There's a new anthology out shortly, called Poems That Make Grown Men Cry. Now, poems provide easy pickings in the sob stakes Dover Beach, Ode to Immortality, Donal Og, The River Merchant's Wife. But what about books? Not whole books, but moments in books that make you come up short, lines that perhaps make you think some dust got in your eye.

Sometimes they're desolating, sometimes uplifting, so here are some of both, with due respect for context and non-spoilering, and trying to keep each to a couple of sentences.

She walked rapidly in the thin June sunlight towards the worst horror of all.

But she turned to the door, and her headshake was now the end. "We shall never be again as we were!"

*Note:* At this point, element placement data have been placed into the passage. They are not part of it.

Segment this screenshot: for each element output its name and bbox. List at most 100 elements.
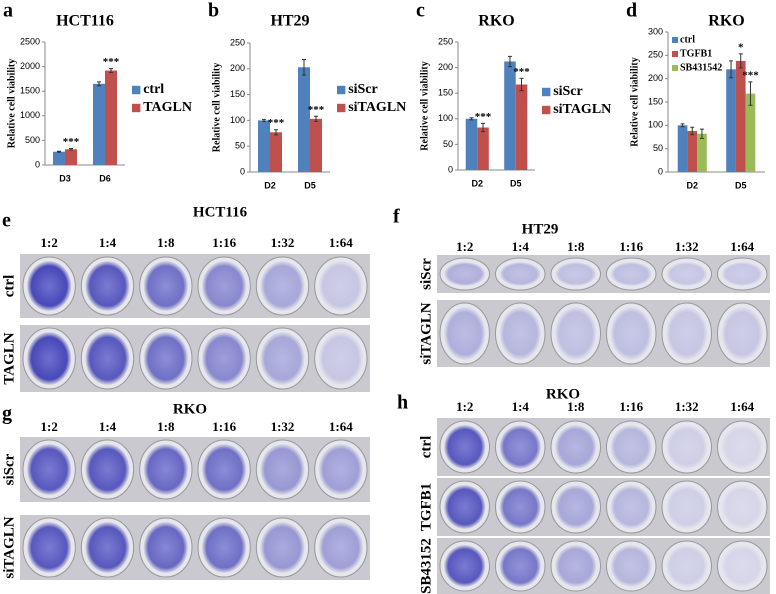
significance: * — [738, 41, 744, 53]
dilution-label: 1:16 — [619, 399, 643, 414]
bar — [687, 130, 698, 172]
colony-stain — [666, 307, 708, 360]
panel-letter: e — [2, 210, 11, 232]
y-tick-label: 2500 — [20, 36, 40, 46]
panel-letter: g — [2, 403, 12, 425]
dilution-label: 1:64 — [329, 419, 353, 434]
colony-stain — [27, 332, 72, 385]
legend-label: TAGLN — [143, 100, 192, 115]
error-bar — [729, 60, 734, 79]
colony-stain — [499, 262, 541, 286]
significance: *** — [308, 104, 325, 116]
y-tick-label: 0 — [448, 164, 453, 174]
colony-stain — [666, 545, 708, 587]
colony-stain — [202, 444, 247, 495]
y-tick-label: 0 — [658, 166, 663, 176]
bar — [270, 132, 282, 172]
panel-letter: f — [393, 206, 400, 228]
y-tick-label: 150 — [648, 96, 663, 106]
y-tick-label: 1500 — [20, 86, 40, 96]
dilution-label: 1:32 — [271, 235, 295, 250]
bar — [310, 118, 322, 172]
significance: *** — [268, 117, 285, 129]
colony-stain — [27, 522, 72, 573]
panel-title: HCT116 — [193, 204, 248, 220]
y-tick-label: 300 — [648, 26, 663, 36]
error-bar — [302, 59, 306, 76]
error-bar — [481, 122, 486, 133]
y-axis-label: Relative cell viability — [211, 63, 222, 152]
bar — [258, 120, 270, 172]
y-tick-label: 50 — [653, 143, 663, 153]
legend-label: TGFB1 — [680, 48, 712, 59]
row-label: TAGLN — [1, 332, 17, 384]
bar — [298, 67, 310, 172]
legend-swatch — [132, 103, 141, 113]
legend-swatch — [672, 51, 678, 57]
colony-stain — [555, 545, 597, 587]
bar — [697, 133, 707, 172]
colony-stain — [499, 545, 541, 587]
colony-stain — [610, 485, 652, 529]
y-tick-label: 0 — [240, 166, 245, 176]
error-bar — [748, 81, 753, 106]
colony-stain — [610, 262, 652, 286]
significance: *** — [103, 56, 120, 68]
colony-stain — [610, 545, 652, 587]
colony-stain — [555, 425, 597, 469]
y-tick-label: 150 — [230, 89, 245, 99]
bar — [477, 127, 489, 170]
colony-stain — [444, 425, 486, 469]
y-tick-label: 250 — [648, 50, 663, 60]
significance: *** — [475, 111, 492, 123]
legend-swatch — [337, 85, 346, 95]
legend-label: siScr — [348, 82, 378, 97]
colony-stain — [721, 545, 763, 587]
colony-stain — [499, 485, 541, 529]
bar — [105, 70, 117, 165]
colony-stain — [85, 261, 130, 311]
colony-stain — [555, 307, 597, 360]
bar — [465, 118, 478, 170]
colony-stain — [499, 307, 541, 360]
y-tick-label: 500 — [25, 135, 40, 145]
y-axis-label: Relative cell viability — [6, 59, 17, 148]
colony-stain — [666, 425, 708, 469]
x-tick-label: D3 — [59, 173, 71, 183]
row-label: SB43152 — [418, 538, 434, 594]
colony-stain — [260, 522, 305, 573]
bar — [504, 61, 516, 170]
x-tick-label: D6 — [99, 173, 111, 183]
colony-stain — [85, 522, 130, 573]
y-tick-label: 100 — [438, 113, 453, 123]
legend-swatch — [672, 65, 678, 71]
plate-strip — [20, 515, 370, 580]
colony-stain — [143, 444, 188, 495]
dilution-label: 1:16 — [212, 419, 236, 434]
plate-strip — [437, 538, 770, 594]
chart-title: RKO — [708, 13, 744, 30]
error-bar — [469, 117, 474, 121]
colony-stain — [444, 485, 486, 529]
panel-letter: b — [208, 0, 219, 22]
bar — [65, 149, 77, 165]
colony-stain — [555, 262, 597, 286]
bar — [735, 60, 746, 172]
bar — [745, 93, 756, 172]
x-tick-label: D5 — [735, 180, 747, 190]
panel-title: RKO — [173, 401, 207, 417]
colony-stain — [721, 425, 763, 469]
colony-stain — [143, 261, 188, 311]
chart-title: HT29 — [270, 13, 309, 30]
dilution-label: 1:8 — [567, 399, 585, 414]
colony-stain — [499, 425, 541, 469]
x-tick-label: D2 — [471, 178, 483, 188]
colony-stain — [555, 485, 597, 529]
dilution-label: 1:4 — [512, 399, 530, 414]
colony-stain — [721, 307, 763, 360]
panel-letter: c — [416, 0, 425, 22]
x-tick-label: D5 — [304, 180, 316, 190]
row-label: siScr — [418, 258, 434, 290]
colony-stain — [85, 332, 130, 385]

Death never mattered at those times in the early days I even used to pray for it: the shattering annihilation that would prevent for ever the getting up, the putting on of clothes, the watching her torch trail across to the opposite side of the common like the tail-light of a low car driving away.

To think that I've wasted years of my life, that I've longed to die, that I've experienced my greatest love, for a woman who didn't appeal to me, who wasn't even my type.

Blind and crying, their love groped for a door of entry, and turned away defeated.

All the men and women she knew were like atoms whirling away from each other in some wild centrifugal dance: her first glimpse of the continuity of life had come to her that evening.

Now truly we were cast out to wander, and there was an end to housekeeping.

I lingered round [the three graves], under that benign sky; watched the moths fluttering among the heath, and hare-bells; listened to the soft wind breathing through the grass; and wondered how anyone could ever imagine unquiet slumbers for the sleepers in that quiet earth.

He heard the snow falling faintly through the universe and faintly falling, like the descent of their last end, upon all the living and the dead.

He gently released my hand, opened the door, went inside, and shut the door behind him. I never saw him again.

She walked away from him and, as he watched her go, he found that the terrible weight in his stomach seemed to have lessened slightly.

"Only the margin left to write on now. I love you, I love you, I love you."